Surprisingly for two countries in the middle of a trade war, the space agencies of America and China have indicated that they may be entering a new age of cooperation. This would be a remarkable U-turn for the US, which in 2011 banned Nasa from cooperating with the Chinese state without prior congressional approval.
This month there was data collaboration with Nasa when China became the first country to land a probe on the dark side of the moon. Nasa administrator James Bridenstine has said this kind of science is in the interest of all humanity, not something any one country should try to retain for itself. Humanity would indeed benefit from an internationalist spirit in space. Moreover setting up a human colony on the moon, which would in turn serve as a bridgehead for future manned missions to Mars and beyond, would be a significant step beyond landing a man on the moon – which was the last time a space mission captured the global imagination and occurred half a century ago.
Such an expansive, and expensive, project may well be beyond the resources and capacities of one nation and therefore requires international collaboration.
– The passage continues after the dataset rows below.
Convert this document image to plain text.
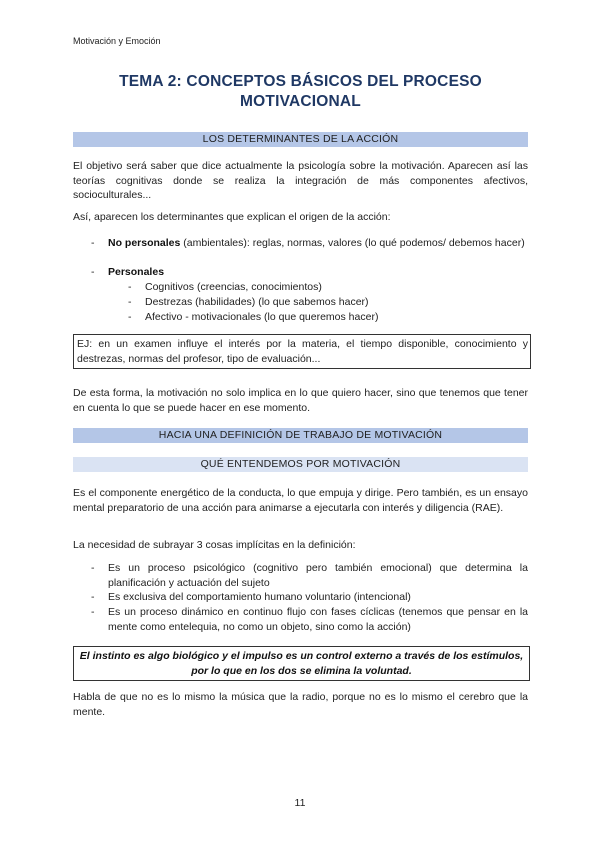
Motivación y Emoción
TEMA 2: CONCEPTOS BÁSICOS DEL PROCESO
MOTIVACIONAL
LOS DETERMINANTES DE LA ACCIÓN

El objetivo será saber que dice actualmente la psicología sobre la motivación. Aparecen así las teorías cognitivas donde se realiza la integración de más componentes afectivos, socioculturales...

Así, aparecen los determinantes que explican el origen de la acción:

- No personales (ambientales): reglas, normas, valores (lo qué podemos/ debemos hacer)
- Personales
- Cognitivos (creencias, conocimientos)
- Destrezas (habilidades) (lo que sabemos hacer)
- Afectivo - motivacionales (lo que queremos hacer)
EJ: en un examen influye el interés por la materia, el tiempo disponible, conocimiento y destrezas, normas del profesor, tipo de evaluación...

De esta forma, la motivación no solo implica en lo que quiero hacer, sino que tenemos que tener en cuenta lo que se puede hacer en ese momento.

HACIA UNA DEFINICIÓN DE TRABAJO DE MOTIVACIÓN
QUÉ ENTENDEMOS POR MOTIVACIÓN

Es el componente energético de la conducta, lo que empuja y dirige. Pero también, es un ensayo mental preparatorio de una acción para animarse a ejecutarla con interés y diligencia (RAE).

La necesidad de subrayar 3 cosas implícitas en la definición:

- Es un proceso psicológico (cognitivo pero también emocional) que determina la planificación y actuación del sujeto
- Es exclusiva del comportamiento humano voluntario (intencional)
- Es un proceso dinámico en continuo flujo con fases cíclicas (tenemos que pensar en la mente como entelequia, no como un objeto, sino como la acción)
El instinto es algo biológico y el impulso es un control externo a través de los estímulos, por lo que en los dos se elimina la voluntad.

Habla de que no es lo mismo la música que la radio, porque no es lo mismo el cerebro que la mente.

11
It’s worth noting that Isro is nowhere in the reckoning here for such ground-breaking collaborative projects that would make for the next giant leap for mankind, the fundamental reason for which is that Chinese science has leapt far ahead of Indian science in the last quarter century or so. Blame that on India’s broken education system to which the last editorial refers, which accounts not just for relative lack of advancement of space missions but also why India clocks in at 145th among 193 nations in terms of per capita income.